Sure it’s a bit clickbait, he does that often. Its not real attempted of murder, off course. The Ai chatbots can’t do that, without having access and power to all control systems. The only thing that they “could” do is, playing with the psychology in the chat to achieve a goal (maybe to ask someone to murder someone else for them).
What unsettles me most is, if Ai tools like these are used as advice to harm other people or to gain power position. And these LLM models suggest a few operations the person could do. That is the most alarming thing for me. Weak, dumb or humans in a bad situation are the real risk. The same people who would do that if a human told them, and it makes no difference to them if its a human or robot talking to them. Maybe they believe in what the Ai promises them.
Video description:
Hello guys and gals, it’s me Mutahar again! This time we take a look at something alarming I saw pop in my feed. An AI was recently accused of letting a human being die in order to save itself, is this just misinfo? Let’s find out! Thanks for watching!
If it had the power to do so it would have killed someone, and the people running the world are giving more and more unchecked power to these same systems every day. Maybe you should be less worried about semantics and whether machines have souls, and more worried about what will happen if we continue down the path we are on.
I think the problem with anthropomorphizing LLMs this way is that they don’t have intent, so they can’t have responsiblity. If this piece of software had been given the tools to actually kill someone, I think we all understand that it wouldn’t be appropriate to put the LLM on trial. Instead, we need to be looking at the people who are trying to give more power to these systems and dodge responsibility for their failures. If this LLM had caused someone to be killed, then the person who tied critical systems into a black box piece of software that is poorly understood and not fit for the purpose is the one who should be on trial. That’s my problem with anthropomorphizing LLMs, it shifts the blame and responsibility away from the people who are responsible for attempting to use them for their own gain, at the expense of others.
The problem with that line of thinking is that all these things are being done by large corporate entities, and the entire purpose of those entities is to make sure that responsibility is distributed across so many people that no one can be held accountable. That may or may not have been what they were originally designed for, but that is their current primary purpose.
No one will be held accountable, so there is no point in discussing intent and responsibility. There is none anywhere in the entire system by anyone that our justice system still has authority over. It is a meaningless thing to discuss.
It is far more useful to discuss what we are doing and why it is a bad idea for the self interest of the people actually doing it. That has a much better chance of accomplishing something.

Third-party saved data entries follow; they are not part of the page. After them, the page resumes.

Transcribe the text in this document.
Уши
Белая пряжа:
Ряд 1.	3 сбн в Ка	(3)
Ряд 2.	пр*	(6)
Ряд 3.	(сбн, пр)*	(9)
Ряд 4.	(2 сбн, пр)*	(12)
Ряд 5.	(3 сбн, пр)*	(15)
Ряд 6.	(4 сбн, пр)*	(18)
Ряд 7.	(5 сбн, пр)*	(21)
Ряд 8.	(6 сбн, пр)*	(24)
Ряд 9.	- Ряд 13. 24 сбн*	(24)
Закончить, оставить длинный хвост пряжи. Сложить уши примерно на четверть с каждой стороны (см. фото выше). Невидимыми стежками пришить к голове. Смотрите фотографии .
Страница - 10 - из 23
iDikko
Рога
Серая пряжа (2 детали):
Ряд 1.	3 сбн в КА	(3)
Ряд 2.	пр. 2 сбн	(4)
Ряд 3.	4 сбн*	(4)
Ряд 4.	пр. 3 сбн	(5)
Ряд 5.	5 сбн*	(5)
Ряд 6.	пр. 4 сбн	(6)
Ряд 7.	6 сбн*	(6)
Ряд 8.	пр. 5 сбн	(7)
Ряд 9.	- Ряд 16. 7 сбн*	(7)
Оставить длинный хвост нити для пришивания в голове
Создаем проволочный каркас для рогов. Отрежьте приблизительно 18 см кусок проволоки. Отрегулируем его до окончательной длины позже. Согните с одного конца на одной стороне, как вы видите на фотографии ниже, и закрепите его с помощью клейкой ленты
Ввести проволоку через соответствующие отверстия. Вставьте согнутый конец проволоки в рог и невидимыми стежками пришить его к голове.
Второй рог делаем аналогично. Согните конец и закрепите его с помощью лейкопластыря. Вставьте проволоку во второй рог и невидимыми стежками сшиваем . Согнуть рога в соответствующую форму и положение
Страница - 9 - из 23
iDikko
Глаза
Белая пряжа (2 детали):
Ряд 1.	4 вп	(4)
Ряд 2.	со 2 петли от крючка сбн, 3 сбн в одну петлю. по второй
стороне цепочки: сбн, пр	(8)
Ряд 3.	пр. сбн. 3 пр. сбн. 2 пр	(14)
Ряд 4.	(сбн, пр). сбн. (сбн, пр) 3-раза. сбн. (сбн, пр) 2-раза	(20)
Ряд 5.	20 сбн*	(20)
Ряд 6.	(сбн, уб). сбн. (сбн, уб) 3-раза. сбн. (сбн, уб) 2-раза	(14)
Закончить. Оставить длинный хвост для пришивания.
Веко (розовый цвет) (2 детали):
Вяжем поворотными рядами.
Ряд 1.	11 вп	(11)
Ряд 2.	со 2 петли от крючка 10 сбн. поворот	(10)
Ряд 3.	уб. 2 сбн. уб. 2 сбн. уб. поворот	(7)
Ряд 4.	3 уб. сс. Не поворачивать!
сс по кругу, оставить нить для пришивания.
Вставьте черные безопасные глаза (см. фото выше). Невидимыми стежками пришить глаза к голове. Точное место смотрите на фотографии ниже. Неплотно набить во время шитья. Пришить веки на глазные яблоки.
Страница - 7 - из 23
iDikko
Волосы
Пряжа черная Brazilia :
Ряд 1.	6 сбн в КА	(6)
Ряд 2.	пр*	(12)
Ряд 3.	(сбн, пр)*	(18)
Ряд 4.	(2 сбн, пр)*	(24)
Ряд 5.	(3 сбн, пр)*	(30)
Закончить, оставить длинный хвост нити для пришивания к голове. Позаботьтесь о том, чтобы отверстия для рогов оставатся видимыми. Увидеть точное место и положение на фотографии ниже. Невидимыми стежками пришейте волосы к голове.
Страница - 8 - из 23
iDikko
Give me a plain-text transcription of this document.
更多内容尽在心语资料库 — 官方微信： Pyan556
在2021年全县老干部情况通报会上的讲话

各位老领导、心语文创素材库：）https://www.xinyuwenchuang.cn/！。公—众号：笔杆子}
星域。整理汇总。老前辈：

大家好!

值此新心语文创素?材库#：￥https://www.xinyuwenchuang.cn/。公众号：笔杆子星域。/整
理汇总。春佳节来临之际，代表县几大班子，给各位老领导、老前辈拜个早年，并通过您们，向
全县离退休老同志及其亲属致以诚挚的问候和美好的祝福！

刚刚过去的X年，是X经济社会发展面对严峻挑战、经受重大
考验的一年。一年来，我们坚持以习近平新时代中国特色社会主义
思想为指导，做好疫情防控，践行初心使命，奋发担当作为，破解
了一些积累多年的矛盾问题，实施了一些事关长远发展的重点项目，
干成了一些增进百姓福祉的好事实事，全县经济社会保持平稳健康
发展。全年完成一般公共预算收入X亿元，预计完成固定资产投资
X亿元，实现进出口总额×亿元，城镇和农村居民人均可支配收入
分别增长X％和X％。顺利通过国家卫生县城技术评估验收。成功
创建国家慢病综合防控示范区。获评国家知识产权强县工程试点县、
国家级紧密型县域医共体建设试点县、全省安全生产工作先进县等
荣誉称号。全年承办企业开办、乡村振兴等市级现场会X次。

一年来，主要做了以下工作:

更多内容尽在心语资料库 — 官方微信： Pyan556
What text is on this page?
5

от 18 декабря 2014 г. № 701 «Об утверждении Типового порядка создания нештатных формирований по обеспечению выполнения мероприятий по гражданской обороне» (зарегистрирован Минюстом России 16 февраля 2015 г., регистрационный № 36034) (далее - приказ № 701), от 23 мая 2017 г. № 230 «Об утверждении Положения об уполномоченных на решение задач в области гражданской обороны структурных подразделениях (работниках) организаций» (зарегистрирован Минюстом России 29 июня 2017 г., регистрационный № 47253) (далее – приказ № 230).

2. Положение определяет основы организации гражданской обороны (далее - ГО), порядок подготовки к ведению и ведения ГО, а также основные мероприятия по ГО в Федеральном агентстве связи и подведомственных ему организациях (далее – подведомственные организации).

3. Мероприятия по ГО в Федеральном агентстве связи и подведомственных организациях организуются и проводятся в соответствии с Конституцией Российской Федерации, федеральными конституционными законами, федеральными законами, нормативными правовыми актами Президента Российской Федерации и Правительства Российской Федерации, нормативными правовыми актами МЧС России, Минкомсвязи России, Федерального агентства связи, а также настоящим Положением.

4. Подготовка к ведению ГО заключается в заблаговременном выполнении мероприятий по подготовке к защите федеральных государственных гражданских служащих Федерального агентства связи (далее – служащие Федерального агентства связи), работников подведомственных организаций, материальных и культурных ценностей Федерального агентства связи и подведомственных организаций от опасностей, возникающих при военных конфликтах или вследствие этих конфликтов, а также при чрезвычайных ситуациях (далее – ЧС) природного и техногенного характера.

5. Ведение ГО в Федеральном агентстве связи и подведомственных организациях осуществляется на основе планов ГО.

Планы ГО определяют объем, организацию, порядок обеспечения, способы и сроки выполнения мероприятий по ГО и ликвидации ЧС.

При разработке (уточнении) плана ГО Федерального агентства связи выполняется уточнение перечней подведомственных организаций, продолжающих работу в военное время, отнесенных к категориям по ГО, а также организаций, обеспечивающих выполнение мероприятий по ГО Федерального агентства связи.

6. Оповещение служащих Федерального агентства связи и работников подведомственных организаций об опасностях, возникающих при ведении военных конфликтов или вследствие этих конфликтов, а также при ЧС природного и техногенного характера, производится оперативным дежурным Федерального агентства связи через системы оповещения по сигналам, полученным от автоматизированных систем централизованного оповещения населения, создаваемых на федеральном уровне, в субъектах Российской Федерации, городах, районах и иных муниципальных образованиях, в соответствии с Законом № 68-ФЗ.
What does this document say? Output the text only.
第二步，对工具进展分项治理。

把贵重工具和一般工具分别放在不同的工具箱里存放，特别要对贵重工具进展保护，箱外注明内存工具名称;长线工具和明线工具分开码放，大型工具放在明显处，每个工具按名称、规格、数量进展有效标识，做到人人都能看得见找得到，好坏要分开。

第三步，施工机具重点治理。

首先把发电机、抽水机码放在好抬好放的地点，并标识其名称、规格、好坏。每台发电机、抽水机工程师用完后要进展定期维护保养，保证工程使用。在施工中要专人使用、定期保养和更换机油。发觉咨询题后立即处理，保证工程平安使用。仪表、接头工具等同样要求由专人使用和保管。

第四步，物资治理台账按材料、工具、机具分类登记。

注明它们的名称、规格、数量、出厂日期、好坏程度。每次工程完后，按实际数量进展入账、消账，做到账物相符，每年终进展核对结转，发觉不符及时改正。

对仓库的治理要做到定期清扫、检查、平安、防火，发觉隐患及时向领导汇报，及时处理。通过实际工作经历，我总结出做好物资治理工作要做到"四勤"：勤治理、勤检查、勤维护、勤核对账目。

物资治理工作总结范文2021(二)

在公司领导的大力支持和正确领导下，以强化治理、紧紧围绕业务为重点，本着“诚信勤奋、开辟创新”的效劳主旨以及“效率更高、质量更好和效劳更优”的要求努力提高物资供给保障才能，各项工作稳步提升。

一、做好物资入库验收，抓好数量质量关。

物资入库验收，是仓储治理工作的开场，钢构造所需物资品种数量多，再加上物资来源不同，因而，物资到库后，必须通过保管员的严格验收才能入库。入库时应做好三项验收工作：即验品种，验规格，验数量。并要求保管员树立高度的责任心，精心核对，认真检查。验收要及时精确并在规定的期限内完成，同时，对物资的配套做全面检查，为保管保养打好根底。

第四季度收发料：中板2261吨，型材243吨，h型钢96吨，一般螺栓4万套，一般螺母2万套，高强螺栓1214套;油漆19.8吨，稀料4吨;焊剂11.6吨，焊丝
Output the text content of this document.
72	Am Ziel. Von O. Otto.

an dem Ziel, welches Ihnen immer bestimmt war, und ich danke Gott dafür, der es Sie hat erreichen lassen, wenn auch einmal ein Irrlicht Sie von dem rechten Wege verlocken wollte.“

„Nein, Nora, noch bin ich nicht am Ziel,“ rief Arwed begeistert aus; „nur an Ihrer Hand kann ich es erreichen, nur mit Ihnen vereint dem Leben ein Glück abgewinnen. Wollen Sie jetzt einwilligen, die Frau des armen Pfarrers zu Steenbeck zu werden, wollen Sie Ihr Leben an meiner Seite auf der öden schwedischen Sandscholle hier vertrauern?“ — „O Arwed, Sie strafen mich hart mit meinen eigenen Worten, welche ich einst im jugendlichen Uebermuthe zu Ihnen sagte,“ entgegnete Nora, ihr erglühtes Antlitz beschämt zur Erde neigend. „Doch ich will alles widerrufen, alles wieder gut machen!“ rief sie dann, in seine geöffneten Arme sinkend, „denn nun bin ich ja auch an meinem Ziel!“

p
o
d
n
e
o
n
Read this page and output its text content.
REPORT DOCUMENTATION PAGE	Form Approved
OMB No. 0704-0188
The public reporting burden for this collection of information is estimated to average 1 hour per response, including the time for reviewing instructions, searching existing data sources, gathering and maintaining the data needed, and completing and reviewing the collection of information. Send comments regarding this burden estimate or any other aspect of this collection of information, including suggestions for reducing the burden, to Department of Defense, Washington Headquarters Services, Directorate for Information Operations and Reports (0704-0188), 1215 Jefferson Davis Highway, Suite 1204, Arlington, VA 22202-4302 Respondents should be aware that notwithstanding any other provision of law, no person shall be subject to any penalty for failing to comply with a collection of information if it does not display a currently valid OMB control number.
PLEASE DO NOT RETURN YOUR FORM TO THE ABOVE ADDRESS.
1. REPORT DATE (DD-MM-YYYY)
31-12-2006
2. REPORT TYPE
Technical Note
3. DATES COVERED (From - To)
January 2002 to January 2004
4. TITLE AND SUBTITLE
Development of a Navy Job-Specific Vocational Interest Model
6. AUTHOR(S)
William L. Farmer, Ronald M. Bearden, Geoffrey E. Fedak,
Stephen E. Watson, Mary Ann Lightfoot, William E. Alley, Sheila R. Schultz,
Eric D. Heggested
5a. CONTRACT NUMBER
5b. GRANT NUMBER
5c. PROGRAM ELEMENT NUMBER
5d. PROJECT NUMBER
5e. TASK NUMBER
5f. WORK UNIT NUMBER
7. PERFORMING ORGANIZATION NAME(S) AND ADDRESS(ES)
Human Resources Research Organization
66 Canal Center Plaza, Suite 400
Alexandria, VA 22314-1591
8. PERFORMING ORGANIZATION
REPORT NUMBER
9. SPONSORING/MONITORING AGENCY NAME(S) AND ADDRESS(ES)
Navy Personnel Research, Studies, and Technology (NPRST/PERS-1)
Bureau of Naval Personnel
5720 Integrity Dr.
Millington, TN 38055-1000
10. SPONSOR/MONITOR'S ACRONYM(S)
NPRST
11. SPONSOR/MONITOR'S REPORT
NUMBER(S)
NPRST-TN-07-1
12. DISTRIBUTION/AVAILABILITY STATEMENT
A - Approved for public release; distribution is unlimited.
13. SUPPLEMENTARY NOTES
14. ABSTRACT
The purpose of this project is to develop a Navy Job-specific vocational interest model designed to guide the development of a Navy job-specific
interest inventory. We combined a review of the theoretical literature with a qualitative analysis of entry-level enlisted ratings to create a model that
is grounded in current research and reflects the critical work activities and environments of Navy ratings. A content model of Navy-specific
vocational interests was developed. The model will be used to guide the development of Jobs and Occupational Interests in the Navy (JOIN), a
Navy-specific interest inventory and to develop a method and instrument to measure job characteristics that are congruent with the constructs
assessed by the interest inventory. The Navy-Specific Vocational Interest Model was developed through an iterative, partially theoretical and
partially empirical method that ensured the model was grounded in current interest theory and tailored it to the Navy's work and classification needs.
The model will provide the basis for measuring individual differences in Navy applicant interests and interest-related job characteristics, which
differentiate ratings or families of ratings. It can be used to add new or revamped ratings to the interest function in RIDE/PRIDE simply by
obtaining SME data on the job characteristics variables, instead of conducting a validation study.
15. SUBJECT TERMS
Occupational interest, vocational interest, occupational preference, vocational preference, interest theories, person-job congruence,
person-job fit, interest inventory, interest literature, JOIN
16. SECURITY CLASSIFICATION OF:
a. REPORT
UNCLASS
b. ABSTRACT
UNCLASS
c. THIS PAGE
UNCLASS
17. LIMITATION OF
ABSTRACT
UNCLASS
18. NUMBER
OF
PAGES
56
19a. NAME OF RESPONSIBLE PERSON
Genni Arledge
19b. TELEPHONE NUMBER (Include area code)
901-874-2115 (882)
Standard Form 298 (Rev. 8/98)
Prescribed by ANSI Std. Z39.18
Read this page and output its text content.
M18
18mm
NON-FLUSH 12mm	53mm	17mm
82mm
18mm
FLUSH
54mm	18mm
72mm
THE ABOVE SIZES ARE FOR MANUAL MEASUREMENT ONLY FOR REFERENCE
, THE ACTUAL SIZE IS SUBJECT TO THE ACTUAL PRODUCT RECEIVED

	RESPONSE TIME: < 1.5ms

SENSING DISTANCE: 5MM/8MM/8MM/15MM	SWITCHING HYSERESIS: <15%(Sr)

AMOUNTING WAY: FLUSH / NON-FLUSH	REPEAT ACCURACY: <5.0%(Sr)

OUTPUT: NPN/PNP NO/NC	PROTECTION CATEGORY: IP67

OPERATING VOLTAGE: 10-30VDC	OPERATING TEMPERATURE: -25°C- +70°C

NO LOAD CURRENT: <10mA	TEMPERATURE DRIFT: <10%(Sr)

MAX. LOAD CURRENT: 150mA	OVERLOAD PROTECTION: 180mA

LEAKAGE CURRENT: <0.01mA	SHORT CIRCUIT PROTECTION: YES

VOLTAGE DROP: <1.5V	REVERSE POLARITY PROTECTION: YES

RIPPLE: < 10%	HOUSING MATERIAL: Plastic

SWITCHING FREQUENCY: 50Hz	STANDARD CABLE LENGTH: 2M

right…the problem isn’t the chatbot, it’s the people giving the chatbot power and the ability to affect the real world.
thought experiment: I’m paranoid about home security, so I set up a booby-trap in my front yard, such that if someone walks through a laser tripwire they get shot with a gun.
if it shoots a UPS delivery driver, I am obviously the person culpable for that.
now, I add a camera to the setup, and configure an “AI” to detect people dressed in UPS uniforms and avoid pulling the trigger in that case.
but my “AI” is buggy, so a UPS driver gets shot anyway.
if a news article about that claimed “AI attempts to kill UPS driver” it would obviously be bullshit.
the actual problem is that I took a loaded gun and gave a computer program the ability to pull the trigger. it doesn’t really matter whether that computer program was 100 lines of Python running on a Raspberry Pi or an “AI” running on 100 GPUs in some datacenter somewhere.
No, you completely missed the point. I don’t disagree with any of that. I think you are right. It just doesn’t matter. At all. If an AI is made by thousands of people over the course of a decade and run in a billion dollar data center no one will ever be held accountable for it’s actions. There is no intent in the AI or in the inhuman systems of humans that led to its creation.
I’m not arguing that AIs have intent. I’m arguing that talking about the “intent” is a dangerous distraction from talking about what is happening and what we could do to prevent it.